Le serval est un animal nocturne. Il est donc difficile à observer. Dans nos pérégrinations africaines, nous en avons vu rarement, toujours au lever du jour et pendant des courts instants. Il y a donc un peu d’excitation dans l’air lorsque Samy nous annonce en avoir repéré un. Michel et moi rejoignons rapidement l’autre voiture. « Il est caché dans l’herbe », nous annonce Christine. Pendant de longs moments, plusieurs paires de jumelles fouillent la savane, en vain.
En 2011, je me souviens en avoir aperçu un, plus ou moins au même endroit. Nous avions pu le suivre brièvement. Cette année, les pluies ont rendu le terrain marécageux par endroits. Même Michel ne peut pas faire de miracles. Christine et son équipe s’en vont. Nous faisons preuve d’un peu plus d’opiniâtreté. Le voilà qui ressort de sa cachette. Il chasse. Notre présence semble moins le gêner que celle d’oiseaux qui volent autour de lui et donnent l’alerte à ses éventuelles proies.
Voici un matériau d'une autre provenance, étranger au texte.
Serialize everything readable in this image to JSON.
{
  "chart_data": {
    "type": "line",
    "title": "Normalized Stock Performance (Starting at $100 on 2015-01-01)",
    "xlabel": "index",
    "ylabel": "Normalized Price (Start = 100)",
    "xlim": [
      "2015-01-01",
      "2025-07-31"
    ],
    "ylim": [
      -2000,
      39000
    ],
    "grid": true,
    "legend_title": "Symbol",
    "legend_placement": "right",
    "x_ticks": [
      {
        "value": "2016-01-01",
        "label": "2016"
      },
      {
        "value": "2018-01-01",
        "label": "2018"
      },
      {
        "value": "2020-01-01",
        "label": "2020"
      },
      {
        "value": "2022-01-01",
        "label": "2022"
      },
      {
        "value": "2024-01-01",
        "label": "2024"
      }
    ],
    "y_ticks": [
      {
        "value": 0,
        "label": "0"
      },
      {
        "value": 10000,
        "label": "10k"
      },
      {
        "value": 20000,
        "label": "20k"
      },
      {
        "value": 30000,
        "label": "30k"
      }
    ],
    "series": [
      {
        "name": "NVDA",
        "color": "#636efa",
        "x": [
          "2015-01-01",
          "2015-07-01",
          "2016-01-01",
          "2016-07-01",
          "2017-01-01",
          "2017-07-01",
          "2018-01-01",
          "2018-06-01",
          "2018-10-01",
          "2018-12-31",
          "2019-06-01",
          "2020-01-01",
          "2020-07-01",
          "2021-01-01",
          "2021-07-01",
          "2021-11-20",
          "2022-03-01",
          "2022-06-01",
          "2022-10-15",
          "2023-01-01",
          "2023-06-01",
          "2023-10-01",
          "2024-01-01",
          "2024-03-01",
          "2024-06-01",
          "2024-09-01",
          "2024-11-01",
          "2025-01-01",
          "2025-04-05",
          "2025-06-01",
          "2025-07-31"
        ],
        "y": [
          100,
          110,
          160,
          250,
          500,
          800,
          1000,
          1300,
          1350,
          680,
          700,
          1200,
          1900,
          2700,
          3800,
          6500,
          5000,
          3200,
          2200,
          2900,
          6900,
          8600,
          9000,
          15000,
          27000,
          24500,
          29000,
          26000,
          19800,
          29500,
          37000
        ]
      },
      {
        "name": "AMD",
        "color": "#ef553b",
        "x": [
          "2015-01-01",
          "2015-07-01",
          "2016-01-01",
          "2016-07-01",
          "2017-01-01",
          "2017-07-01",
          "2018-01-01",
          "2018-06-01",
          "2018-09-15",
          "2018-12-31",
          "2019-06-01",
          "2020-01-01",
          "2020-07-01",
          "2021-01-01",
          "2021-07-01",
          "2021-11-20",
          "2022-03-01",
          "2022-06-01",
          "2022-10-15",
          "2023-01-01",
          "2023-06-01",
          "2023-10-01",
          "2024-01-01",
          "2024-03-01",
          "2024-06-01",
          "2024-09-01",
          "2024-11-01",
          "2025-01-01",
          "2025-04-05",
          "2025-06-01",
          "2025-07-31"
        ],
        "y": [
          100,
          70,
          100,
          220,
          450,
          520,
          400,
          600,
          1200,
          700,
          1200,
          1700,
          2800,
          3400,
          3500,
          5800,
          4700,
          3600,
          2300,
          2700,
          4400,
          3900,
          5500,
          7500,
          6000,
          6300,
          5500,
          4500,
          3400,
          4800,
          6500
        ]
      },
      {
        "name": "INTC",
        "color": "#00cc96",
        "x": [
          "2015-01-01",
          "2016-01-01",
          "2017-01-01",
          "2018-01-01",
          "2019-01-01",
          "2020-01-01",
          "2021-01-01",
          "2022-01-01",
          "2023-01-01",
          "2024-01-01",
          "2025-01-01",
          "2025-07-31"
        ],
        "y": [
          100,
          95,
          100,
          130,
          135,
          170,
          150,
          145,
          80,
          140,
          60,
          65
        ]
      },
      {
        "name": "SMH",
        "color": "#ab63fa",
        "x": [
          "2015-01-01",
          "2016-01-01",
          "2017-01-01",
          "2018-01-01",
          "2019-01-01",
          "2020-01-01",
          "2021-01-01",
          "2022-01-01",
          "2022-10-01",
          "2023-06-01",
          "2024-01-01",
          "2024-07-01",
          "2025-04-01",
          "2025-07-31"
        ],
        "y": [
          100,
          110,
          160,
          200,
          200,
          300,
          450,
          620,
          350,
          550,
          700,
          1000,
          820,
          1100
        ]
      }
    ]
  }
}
Ce grand chat est d’une élégance exquise. Il se déplace avec aisance et ne s’arrête pratiquement jamais. Michel est contraint à de nombreuses manœuvres hors-piste – il est au bénéfice d’une autorisation pour ce faire – pour essayer de le suivre. Il court, il bondit, il change soudainement de direction. Pas facile du tout à filmer. Nous vivons l’un de ces moments qui font vite oublier les longues heures passées à chercher partout et, une fois trouvé, à attendre que l’animal bouge ou se rende intéressant. Nous l’ignorons encore, mais nous en vivrons d’autres aujourd’hui.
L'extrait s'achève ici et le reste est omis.